И такая же двусмысленная пестрота была и среди выступающих на эстраде. Лозунг "эстрада всем" давал простор для всевозможных вылазок. Вот читает поэт, автор сборника, называвшегося "Сады дофина". Сборник посвящен какому-то великому князю. Правда, наборщики отказались набрать титул. В посвящении значится только имя и отчество, но они расшифровываются легко. В одном из стихотворений некий маркиз возглашает с эшафота: "Проклятье черни". Поэт картаво декламирует, перебирая янтарные четки21.

Разумеется, и люди другого толка обитали в многослойной атмосфере кафе. Большая группа поэтической молодежи, восторженно влюбленной в Маяковского. Когда приехали друзья Маяковского из Петрограда, Маяковский устроил своей армии смотр. По очереди выпускал поэтов, каждого соответственно представляя:

– Вот человек, не очень заметный на первый взгляд. Но его бледное лицо и футуристический воротник говорят, что он незаурядная фигура.

– Тарас Мачтет – стихи прочтет,– выговаривал Маяковский для рифмы "ё" как "е".

– А вот читает такой-то... Сей остальной из стаи славной Маяковского орлов. Только с размером неладно.

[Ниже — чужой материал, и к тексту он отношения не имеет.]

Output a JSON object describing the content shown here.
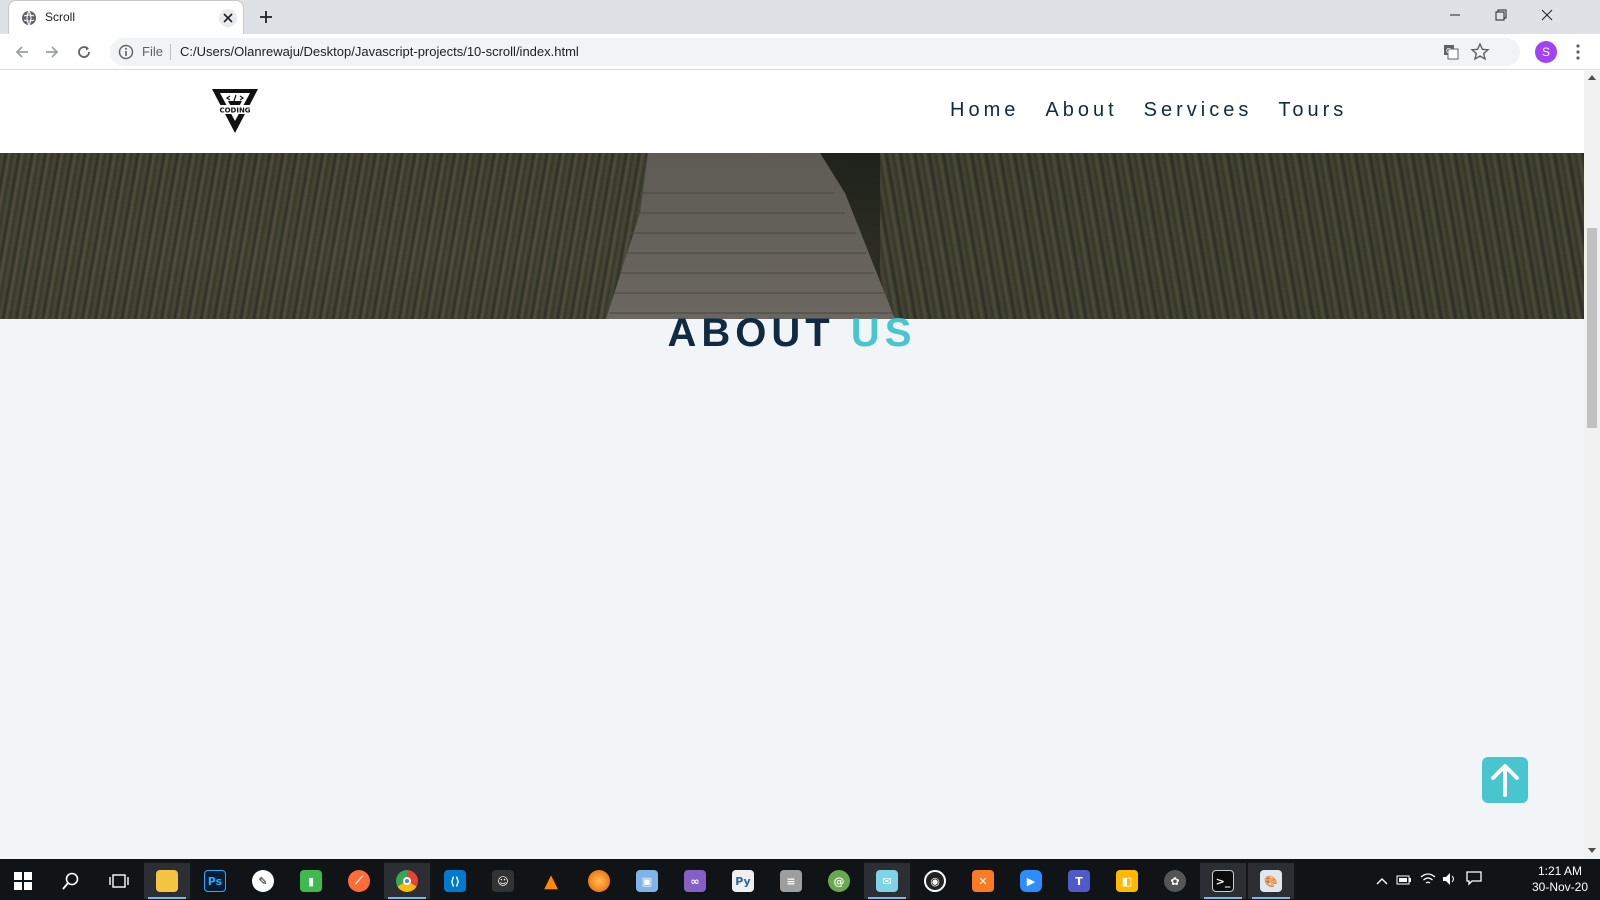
{
  "browser": {
    "tab_title": "Scroll",
    "url_scheme_label": "File",
    "url": "C:/Users/Olanrewaju/Desktop/Javascript-projects/10-scroll/index.html",
    "profile_initial": "S"
  },
  "page": {
    "logo_text": "CODING",
    "nav_links": [
      "Home",
      "About",
      "Services",
      "Tours"
    ],
    "about_title_main": "ABOUT",
    "about_title_accent": "US",
    "colors": {
      "primary": "#102a42",
      "accent": "#49c5d0",
      "background": "#f1f5f8"
    },
    "scroll_top_icon": "arrow-up-icon"
  },
  "taskbar": {
    "apps": [
      "start",
      "search",
      "task-view",
      "file-explorer",
      "photoshop",
      "inkscape",
      "sublime-merge",
      "postman",
      "chrome",
      "vscode",
      "inkscape-ghost",
      "vlc",
      "firefox",
      "virtualbox",
      "visual-studio",
      "python-idle",
      "database",
      "chameleon",
      "mail",
      "obs",
      "xampp",
      "zoom",
      "teams",
      "paint-3d",
      "davinci",
      "terminal",
      "paint"
    ],
    "time": "1:21 AM",
    "date": "30-Nov-20"
  }
}
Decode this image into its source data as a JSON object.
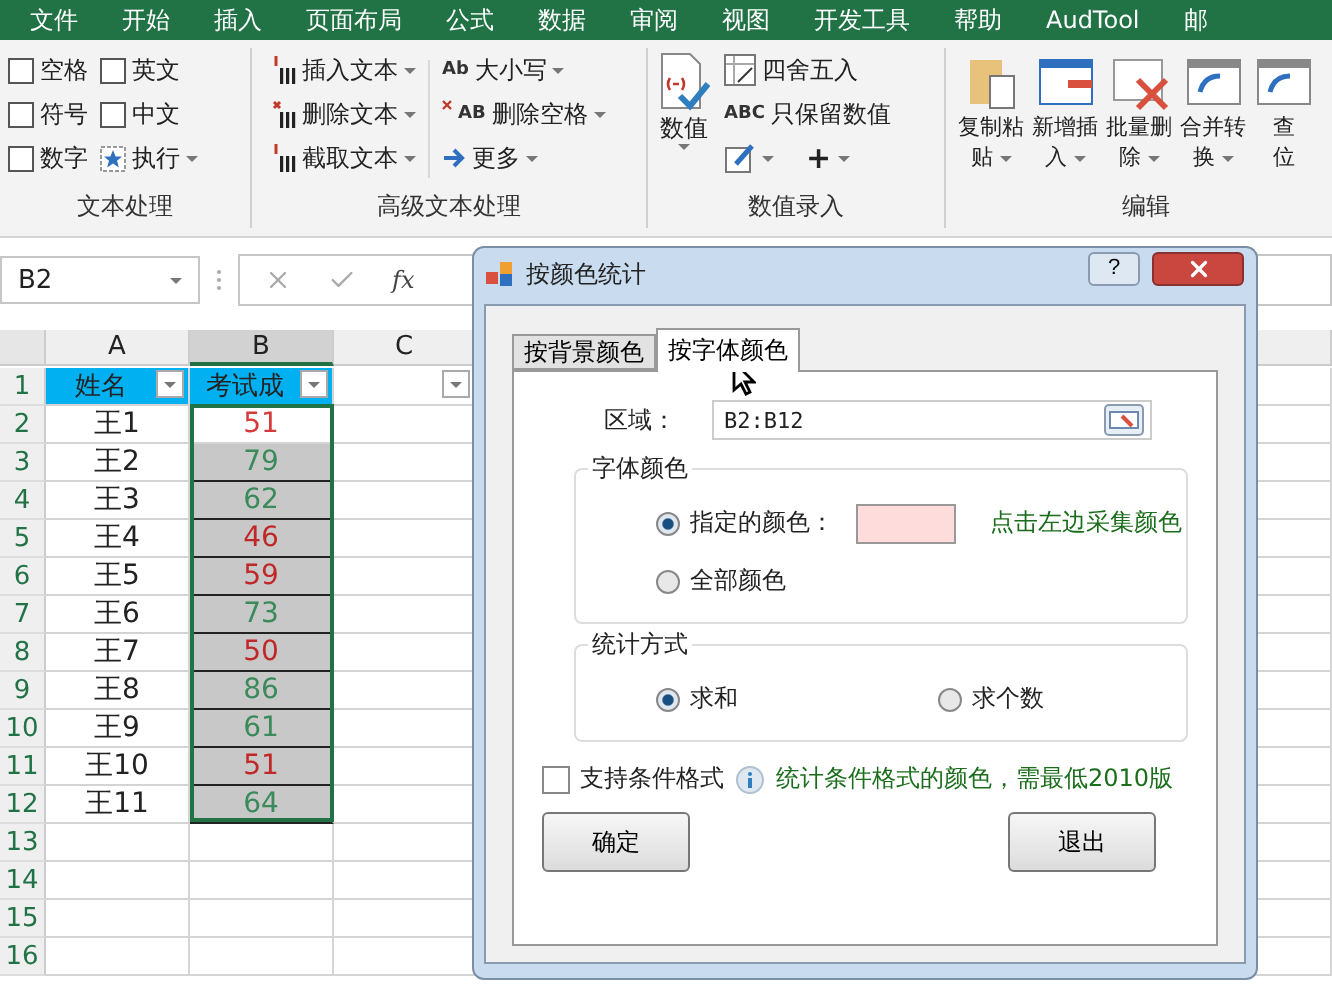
{
  "menu_tabs": [
    "文件",
    "开始",
    "插入",
    "页面布局",
    "公式",
    "数据",
    "审阅",
    "视图",
    "开发工具",
    "帮助",
    "AudTool",
    "邮"
  ],
  "ribbon": {
    "text_group": {
      "label": "文本处理",
      "checks": [
        {
          "label": "空格",
          "checked": false
        },
        {
          "label": "英文",
          "checked": false
        },
        {
          "label": "符号",
          "checked": false
        },
        {
          "label": "中文",
          "checked": false
        },
        {
          "label": "数字",
          "checked": false
        }
      ],
      "run": "执行"
    },
    "advanced_group": {
      "label": "高级文本处理",
      "left": [
        "插入文本",
        "删除文本",
        "截取文本"
      ],
      "right": [
        "大小写",
        "删除空格",
        "更多"
      ],
      "right_icons": [
        "Ab",
        "AB"
      ]
    },
    "number_group": {
      "label": "数值录入",
      "big": "数值",
      "items": [
        "四舍五入",
        "只保留数值"
      ],
      "abc": "ABC",
      "plus": "+"
    },
    "edit_group": {
      "label": "编辑",
      "buttons": [
        {
          "line1": "复制粘",
          "line2": "贴"
        },
        {
          "line1": "新增插",
          "line2": "入"
        },
        {
          "line1": "批量删",
          "line2": "除"
        },
        {
          "line1": "合并转",
          "line2": "换"
        },
        {
          "line1": "查",
          "line2": "位"
        }
      ]
    }
  },
  "formula_bar": {
    "name_box": "B2",
    "fx": "fx"
  },
  "sheet": {
    "columns": [
      "A",
      "B",
      "C"
    ],
    "header_row": {
      "number": "1",
      "cells": [
        "姓名",
        "考试成"
      ]
    },
    "rows": [
      {
        "number": "2",
        "name": "王1",
        "score": "51",
        "color": "#d63a3a",
        "active": true
      },
      {
        "number": "3",
        "name": "王2",
        "score": "79",
        "color": "#3a8a5a",
        "active": false
      },
      {
        "number": "4",
        "name": "王3",
        "score": "62",
        "color": "#3a8a5a",
        "active": false
      },
      {
        "number": "5",
        "name": "王4",
        "score": "46",
        "color": "#c02828",
        "active": false
      },
      {
        "number": "6",
        "name": "王5",
        "score": "59",
        "color": "#c02828",
        "active": false
      },
      {
        "number": "7",
        "name": "王6",
        "score": "73",
        "color": "#3a8a5a",
        "active": false
      },
      {
        "number": "8",
        "name": "王7",
        "score": "50",
        "color": "#c02828",
        "active": false
      },
      {
        "number": "9",
        "name": "王8",
        "score": "86",
        "color": "#3a8a5a",
        "active": false
      },
      {
        "number": "10",
        "name": "王9",
        "score": "61",
        "color": "#3a8a5a",
        "active": false
      },
      {
        "number": "11",
        "name": "王10",
        "score": "51",
        "color": "#c02828",
        "active": false
      },
      {
        "number": "12",
        "name": "王11",
        "score": "64",
        "color": "#3a8a5a",
        "active": false
      }
    ],
    "empty_rows": [
      "13",
      "14",
      "15",
      "16"
    ]
  },
  "dialog": {
    "title": "按颜色统计",
    "help": "?",
    "tabs": [
      {
        "label": "按背景颜色",
        "selected": false
      },
      {
        "label": "按字体颜色",
        "selected": true
      }
    ],
    "range_label": "区域：",
    "range_value": "B2:B12",
    "font_group": {
      "title": "字体颜色",
      "options": [
        {
          "label": "指定的颜色：",
          "selected": true
        },
        {
          "label": "全部颜色",
          "selected": false
        }
      ],
      "swatch": {
        "color": "#ffdcdc"
      },
      "hint": "点击左边采集颜色"
    },
    "method_group": {
      "title": "统计方式",
      "options": [
        {
          "label": "求和",
          "selected": true
        },
        {
          "label": "求个数",
          "selected": false
        }
      ]
    },
    "conditional": {
      "label": "支持条件格式",
      "checked": false
    },
    "note": "统计条件格式的颜色，需最低2010版",
    "buttons": [
      "确定",
      "退出"
    ]
  }
}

В один из метельных вечеров в кафе вошли продавцы газет. Студент и две девушки, по виду, вероятно, курсистки. Как выяснилось, это сторонники учредительного собрания, и газета их издана каким-то комитетом, агитирующим за разогнанного "хозяина земли русской". Бурлюк купил все газеты оптом.

Затем он поднялся на эстраду, разорвал газеты, швырнул их и растоптал.

– Мы не станем поддерживать мертвецов.

Продавцы кричали, часть публики возмущалась. Маяковский одобрил Бурлюка, назвав себя безоговорочно большевиком.

В марте группой, объединенной кафе, был издан номер "Газеты футуристов". Номер оказался единственным. В нем статьи, манифесты, стихи 22.

Это была первая газета, расклеенная на стенах Москвы. Маяковский, Бурлюк и Каменский заполняют ее на три четверти. Из стихов Маяковского – "Революция" и впервые напечатанный "Наш марш".

Декларации еще выглядят двойственно. Тут и обычная футуристская самоуверенность: "Мы – первая и единственная в мире федерация революционного искусства". "Мы вожди российского футуризма – революционного искусства молодости". Тут взаимное коронование в гении. Но рядом пробивается иное, нечто вроде чувства растерянности, попытки договориться с новой аудиторией.

Маяковский решительней всех. Бурлюк словно осторожно примеряет, что футуризму может дать новая власть. Маяковский поворачивается к рабочим, запрашивая их в "Открытом письме":

"К вам, принявшим наследство России, к вам, которые (верю!) завтра станут хозяевами всего мира, обращаюсь я с вопросом: какими фантастическими зданиями покроете вы место вчерашних пожарищ? Какие песни и музыка будут литься из ваших окон? Каким Библиям откроете ваши души?"

Адрес найден, обращение послано. К нему присоединено объявление:

"Летучая федерация футуристов – ораторов, поэтов, живописцев – объявляет: бесплатно выступаем речами, стихами, картинами во всех рабочих аудиториях, жаждущих революционного творчества".

Футуристы ждут приглашений. Но послы не идут ниоткуда. И вот возникает удивление. Признания пока еще нет.

"Удивляемся тому, что до сих пор во всей демократической прессе идет полное игнорирование наших революционных произведений".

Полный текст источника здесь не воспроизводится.